Author Archives: Luke Erickson


P2C “Architecture As Infinity” Luke Erickson

architecture as infinity – luke erickson

Adaptation can be defined as conditioning to make suitable to a changing environment. In architecture this might be assumed to be incredibly important, yet architects often take a different approach. Instead of absorbing and learning from the environment, many buildings are built merely to weather the storm; to last as long as they can without falling down. Architects and their creations are applauded for designs meant to last “100 years.” With the use of parametric design and incubating adaptive approaches to architecture, buildings could last thousands of years. Nicholas Wade of the New York Times notes that, “Even the bones endure nonstop makeover. The entire human skeleton is thought to be replaced every 10 years or so in adults, as twin construction crews of bone-dissolving and bone-rebuilding cells combine to remodel it.” The human body is able to replace it’s own structure approximately every 10 years due to the rehabilitating infrastructure in place. Architecture can mimic the human reconstruction process by recycling materials as they decay. If a maintenance system of this efficiency were implemented in architectural design, a building would not just be an investment rendered archaic in at most a few lifetimes, but a place for many future generations.
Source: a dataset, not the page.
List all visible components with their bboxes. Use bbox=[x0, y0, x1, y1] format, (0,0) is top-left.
This theory cannot only be applied to singular buildings, but also to complexes of architecture and even cities. A key word here is generation. Generation as group of people born in a similar time span and (re)generation as the birth of new cultures that is inherent with each new society. Whether the differences of generation are purely aesthetic or extend to program, architecture can respond to these changes. As technology advances and the construction of skyscrapers shortens from years to weeks, architectural permanence should not be assumed. Architecture is born of the values of those who created it, so why should those who did not create it be suppressed in an environment that does not progress contemporary agendas.

There is something to be said here for nostalgia. Not all past influences are negative, and therefore not forgotten. This hypothesis of regeneration does not cover the past, good or bad. Adaptations are grown and constantly referencing past successes and failures. In this way, regenerative environments are imbued with considerably more historical value than most architecture today, merely built on top of “the site of” some other historical landmark. Adaptive architecture argues for a new collaboration between historic preservation and architecture in an unprecedented fashion. Too often, preservationists and progressive architects clash over the ideals of the past and the future, making the present a battleground. Through regenerative architecture both sides can be appeased presently, without compromise.

Architecture does not have to be about the past, the present, or the future. Through regeneration architecture can define all and none. Inhabitants control the environment in an unprecedented way. When mistakes are made (or discovered as in the case of many progressive designs) they can be incorporated into the next generation flawlessly and quickly. This is architecture as infinity; architecture as a true morphology endlessly in flux.